October 6, 2015

Father Hunger, Son Hunger, Two Songs, and the Father Wound

NOTE: I'm still recovering from traveling in Spain. So here is one more post from the archive.

I was in a men's circle last night. It was a meeting for men interested in working with young males. To help men get anchored in the teenage male experience, they were asked, "As a teen, who were the men who were, or were not, there to support you?" It was a rich conversation and, as is always the case, men learned that when we speak our "truth," when we are real with each other, we are all way more alike than different.

As a teen, who were the men
who were, or were not,
there to support you?

One of the common themes that showed up in the conversation was about the father who was physically present but emotionally distant: workaholic, alcoholic, womanizing, angry, sometimes abusive, and/or a man without any skills for intimate connection. One man labelled him a ghost father, visible, but was not really there. For some men, it felt more confusing, painful and damaging than having a father who just left, leaving a fatherless boy.

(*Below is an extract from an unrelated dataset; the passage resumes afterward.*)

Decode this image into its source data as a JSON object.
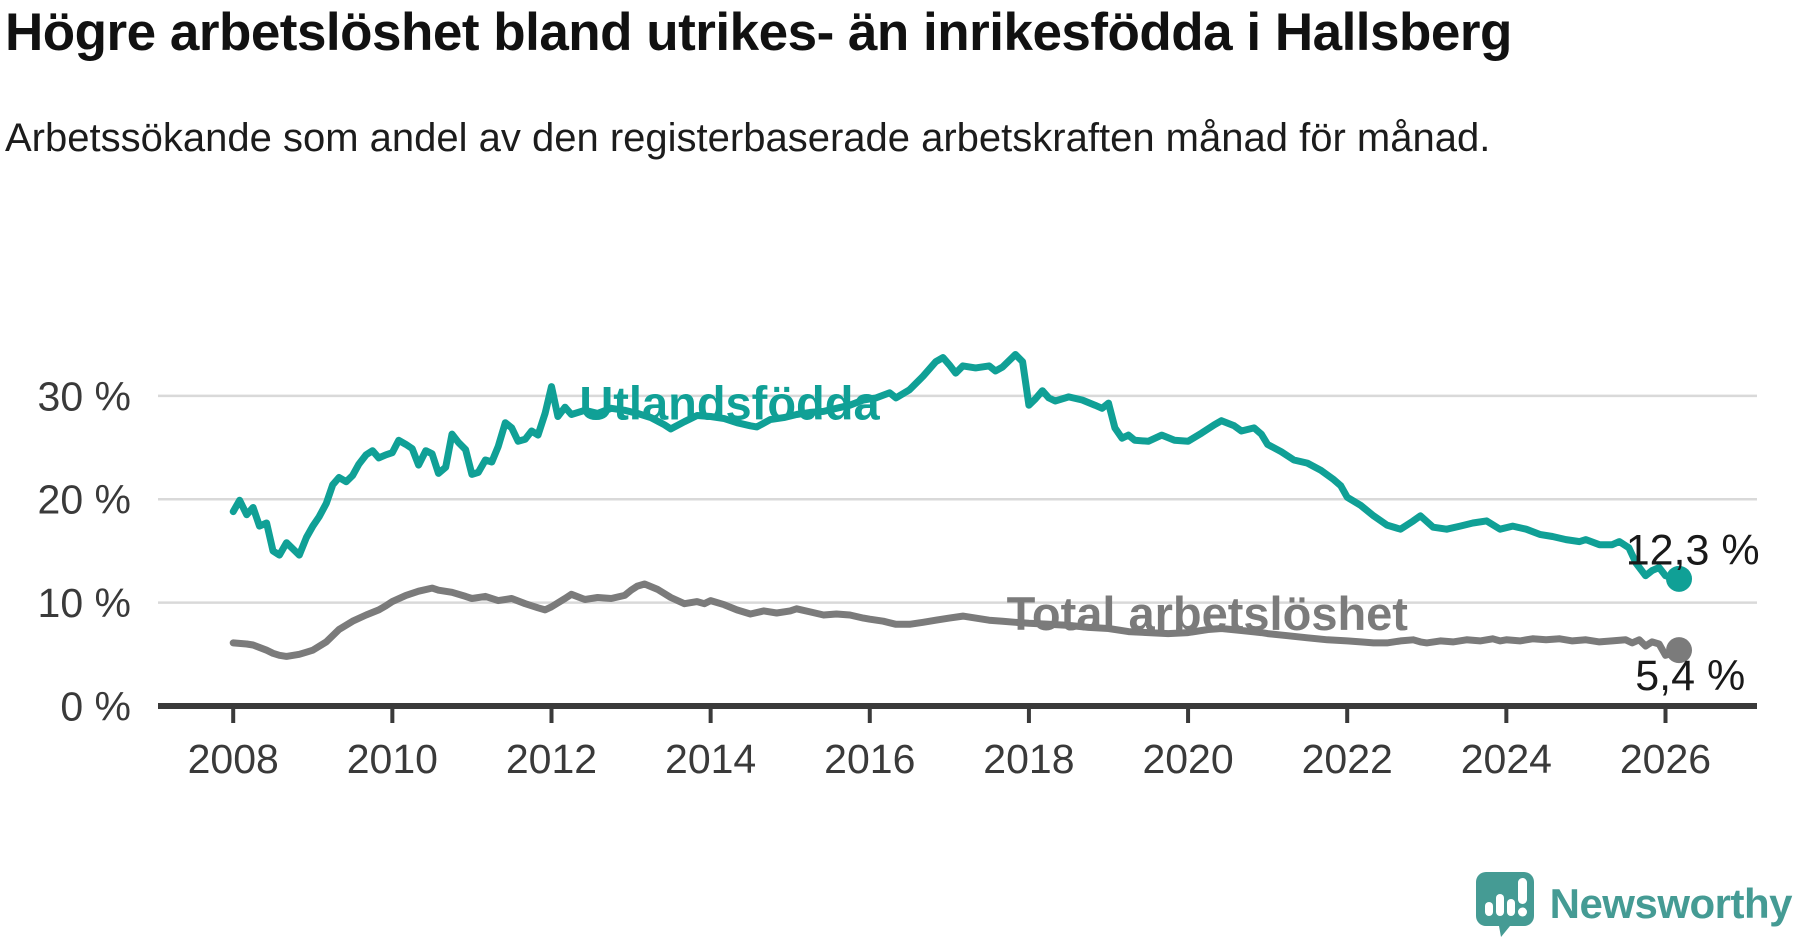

These men, sometimes teary, talked about the profound longing for time and connection with their dad, the most important male in a young man's life. They described how, without this man's guidance and direction, it was so easy for a life to take a wrong turn. Each man, in different ways, and for different reasons, spoke to deep father hunger that was never satisfied, and the wound they have carried into adulthood as a result.

Daddy, where are you?

The film clip below is titled Papaoutai and performed by a Belgian singer named Stromae. It was sent to me by a brother in mission, Andrew MacDonald, who lives near Ottawa, Canada. Loosely translated, Papaoutai means, Daddy, where are you? I don't speak the language of the song, but no matter, its message is painfully clear.

In countless young guy circles, I've heard "Daddy, where are you?" asked many times by so many young men . . . too many young men. It's at the literal heart of what I often call "the epidemic of under-male-nourished boys." Men and young men carrying this kind of father wound may find Papaoutai hard to watch, especially the ending.

If this clip doesn't show up use this link.

As almost a direct counterpoint to Papaoutai, I want to offer up another song. This one comes from the other direction, a song about a father hungry for time with his son. Mark Chandler, in his song Making A Man, is speaking out for so many good men cut off from their sons by life's circumstances. Mark is a military officer approaching retirement. It's been difficult to get time with his son because for three of the last eight years, Mark has been deployed. On top of that, he's been divorced for the last four years.

Mark feels the core message of the song is it takes a man to make a man, and it's what "poured out of him" when he was longing for time with his son. Again, for men and young men carrying a father wound, Mark's longing, love, and commitment, as expressed in this song, may dampen your eyes.

If this clip doesn't show up use this link.

To connect with Mark Chandler, visit his Facebook page.

These songs represent two very different and profoundly deep calls for connection between fathers and sons. When that bond is broken, everyone suffers. What's left for us to do is to support men and young men who've been damaged in that unique way. Today, in so many ways, we're paying the social costs of not offering that support. We can do better and we must.